Silvio Gesell ("Die Natürliche Wirtschaftsordnung durch Freiland und Freigeld", 1916)

Zwanzig Jahre später bezeichnete der "Jahrhundertökonom" John Maynard Keynes in seiner "Allgemeinen Theorie (der Beschäftigung der Politik)" dieses Phänomen, das sich zwangsläufig aus der Verwendung von hortbarem Geld mit Wertaufbewahrungs(un)funktion (Zinsgeld) ergibt, als "Liquiditätsfalle" – und beschrieb zwei Mittel, um sie hinauszuzögern: Erhöhung der Staatsverschuldung mit Ausgabe des Geldes für Projekte, die den Zinsfuß nicht senken (Löcher graben und wieder zuschaufeln, Kriegsrüstung, etc.), und Geldmengenausweitung.

Um aus der Liquiditätsfalle herauszukommen, gibt es bei der weiteren Verwendung von Zinsgeld nur eine Möglichkeit: Eine umfassende Sachkapitalzerstörung muss den Zinsfuß anheben.

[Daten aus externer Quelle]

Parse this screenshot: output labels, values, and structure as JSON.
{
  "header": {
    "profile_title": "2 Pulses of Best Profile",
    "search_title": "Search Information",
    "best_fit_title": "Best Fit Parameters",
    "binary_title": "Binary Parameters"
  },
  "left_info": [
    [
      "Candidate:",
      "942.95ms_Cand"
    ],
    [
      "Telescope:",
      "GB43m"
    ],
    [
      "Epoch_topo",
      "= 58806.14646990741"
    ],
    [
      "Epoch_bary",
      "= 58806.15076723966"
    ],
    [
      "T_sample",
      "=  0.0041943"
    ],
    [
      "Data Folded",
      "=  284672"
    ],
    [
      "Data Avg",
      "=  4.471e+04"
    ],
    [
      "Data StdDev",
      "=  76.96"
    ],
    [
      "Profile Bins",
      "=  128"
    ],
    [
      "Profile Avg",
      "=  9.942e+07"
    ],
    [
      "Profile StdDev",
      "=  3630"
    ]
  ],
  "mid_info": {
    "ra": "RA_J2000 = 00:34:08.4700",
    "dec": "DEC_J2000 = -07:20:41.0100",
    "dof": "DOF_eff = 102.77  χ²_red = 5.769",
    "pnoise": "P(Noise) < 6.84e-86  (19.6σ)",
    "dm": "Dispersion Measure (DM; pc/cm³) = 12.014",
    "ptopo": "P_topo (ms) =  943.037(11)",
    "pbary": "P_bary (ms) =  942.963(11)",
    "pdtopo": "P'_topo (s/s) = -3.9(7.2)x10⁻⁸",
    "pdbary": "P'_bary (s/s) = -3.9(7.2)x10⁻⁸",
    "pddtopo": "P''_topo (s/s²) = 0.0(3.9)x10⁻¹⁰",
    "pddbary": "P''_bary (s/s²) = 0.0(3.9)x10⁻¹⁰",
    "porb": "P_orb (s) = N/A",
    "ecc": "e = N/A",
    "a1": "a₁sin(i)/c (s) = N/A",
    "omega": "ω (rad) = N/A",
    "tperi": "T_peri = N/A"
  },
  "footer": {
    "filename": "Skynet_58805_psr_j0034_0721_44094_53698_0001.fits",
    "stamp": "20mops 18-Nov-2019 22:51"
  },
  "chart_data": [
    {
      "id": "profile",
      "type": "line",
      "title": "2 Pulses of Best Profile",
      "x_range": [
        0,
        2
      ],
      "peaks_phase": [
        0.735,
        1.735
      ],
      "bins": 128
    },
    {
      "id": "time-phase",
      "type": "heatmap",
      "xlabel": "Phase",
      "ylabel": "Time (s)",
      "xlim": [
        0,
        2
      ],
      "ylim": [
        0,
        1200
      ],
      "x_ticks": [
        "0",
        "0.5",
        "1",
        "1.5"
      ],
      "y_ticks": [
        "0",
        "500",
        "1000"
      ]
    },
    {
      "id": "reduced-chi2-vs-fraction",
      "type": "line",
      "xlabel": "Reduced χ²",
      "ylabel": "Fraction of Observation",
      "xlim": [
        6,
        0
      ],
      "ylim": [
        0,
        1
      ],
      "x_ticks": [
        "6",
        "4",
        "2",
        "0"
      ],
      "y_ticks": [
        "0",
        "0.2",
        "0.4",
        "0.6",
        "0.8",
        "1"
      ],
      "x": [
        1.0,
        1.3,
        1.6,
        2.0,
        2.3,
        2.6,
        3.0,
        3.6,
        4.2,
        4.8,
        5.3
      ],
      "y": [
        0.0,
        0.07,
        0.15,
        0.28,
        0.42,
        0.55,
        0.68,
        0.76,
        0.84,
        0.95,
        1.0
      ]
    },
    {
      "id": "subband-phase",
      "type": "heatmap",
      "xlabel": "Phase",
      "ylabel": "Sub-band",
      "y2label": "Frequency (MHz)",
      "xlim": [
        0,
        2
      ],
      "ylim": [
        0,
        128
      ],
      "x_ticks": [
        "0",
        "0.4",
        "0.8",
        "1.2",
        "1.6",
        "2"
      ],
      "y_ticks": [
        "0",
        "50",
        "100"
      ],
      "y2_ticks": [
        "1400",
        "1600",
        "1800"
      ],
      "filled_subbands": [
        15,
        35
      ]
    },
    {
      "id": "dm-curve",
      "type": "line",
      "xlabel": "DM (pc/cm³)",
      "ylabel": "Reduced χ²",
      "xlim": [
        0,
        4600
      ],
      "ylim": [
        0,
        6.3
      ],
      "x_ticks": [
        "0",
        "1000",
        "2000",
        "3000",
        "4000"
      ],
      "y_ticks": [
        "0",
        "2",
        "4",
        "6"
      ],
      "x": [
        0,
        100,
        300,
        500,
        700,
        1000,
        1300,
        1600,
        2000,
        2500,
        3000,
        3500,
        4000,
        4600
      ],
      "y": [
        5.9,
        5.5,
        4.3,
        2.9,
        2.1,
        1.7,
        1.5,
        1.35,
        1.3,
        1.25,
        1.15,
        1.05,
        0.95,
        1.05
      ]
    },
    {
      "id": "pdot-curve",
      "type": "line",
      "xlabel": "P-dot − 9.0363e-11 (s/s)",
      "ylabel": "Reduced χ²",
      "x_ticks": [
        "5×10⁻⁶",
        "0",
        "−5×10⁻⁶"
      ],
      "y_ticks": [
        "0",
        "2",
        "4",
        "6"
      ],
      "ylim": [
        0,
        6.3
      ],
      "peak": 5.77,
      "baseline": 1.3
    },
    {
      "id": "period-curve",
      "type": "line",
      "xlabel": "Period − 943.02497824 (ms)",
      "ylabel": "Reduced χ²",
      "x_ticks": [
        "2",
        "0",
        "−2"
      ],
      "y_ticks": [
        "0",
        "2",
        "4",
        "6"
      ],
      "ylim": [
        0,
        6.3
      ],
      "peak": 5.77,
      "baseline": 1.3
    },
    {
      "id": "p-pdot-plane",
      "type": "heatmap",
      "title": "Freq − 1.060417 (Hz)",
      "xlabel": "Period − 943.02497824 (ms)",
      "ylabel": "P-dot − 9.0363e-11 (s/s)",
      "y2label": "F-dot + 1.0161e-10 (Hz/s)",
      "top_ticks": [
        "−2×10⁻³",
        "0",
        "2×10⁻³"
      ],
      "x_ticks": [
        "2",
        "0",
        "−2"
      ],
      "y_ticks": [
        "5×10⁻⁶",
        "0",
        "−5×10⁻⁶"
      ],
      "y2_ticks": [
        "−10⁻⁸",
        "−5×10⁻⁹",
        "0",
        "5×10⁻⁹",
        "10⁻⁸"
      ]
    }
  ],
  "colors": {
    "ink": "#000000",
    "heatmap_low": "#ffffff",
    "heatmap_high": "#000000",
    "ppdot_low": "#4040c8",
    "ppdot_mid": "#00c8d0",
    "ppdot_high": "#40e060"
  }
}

Diese früher sehr beliebte "Fortsetzung der Politik mit anderen Mitteln" konnte jedoch nur solange der "Vater aller Dinge" sein, wie es noch keine Atomwaffen gab!

Was ist Politik?

"Im Grunde ist Politik nichts anderes als der Kampf zwischen den Zinsbeziehern, den Nutznießern des Geld- und Bodenmonopols, einerseits und den Werktätigen, die den Zins bezahlen müssen, andererseits."

Otto Valentin ("Warum alle bisherige Politik versagen musste", 1949)

Was nun?

"Ich finde die Zivilisation ist eine gute Idee. Nur sollte endlich mal jemand anfangen, sie auszuprobieren."

Sir Arthur Charles Clarke (1917 - 2008)

Der längst überfällige, eigentliche Beginn der menschlichen Zivilisation setzt die Überwindung der Religion voraus, die den Kulturmenschen "wahnsinnig genug" für ein darum bis heute fehlerhaftes Geld machte, lange bevor diese seitdem grundlegendste zwischenmenschliche Beziehung wissenschaftlich erforscht war:

http://opium-des-volkes.blogspot.de/2013/11/einfuhrung-in-die-wahrheit.html

Gravatar: Hadesfades

Eines der besseren und informativen Interviews.

Gravatar: Felicita72

Ein sehr gelungenes Interview. Dies ist das beste was ich seit langer Zeit zum Thema gelesen habe. Ich bin auf das Buch gespannt.

Gravatar: Thorsten

Vielen herzlichen Dank für das ausführliche und informative Interview. Leider stimme ich in fast allen Punkten mit Herrn Friedrich überein.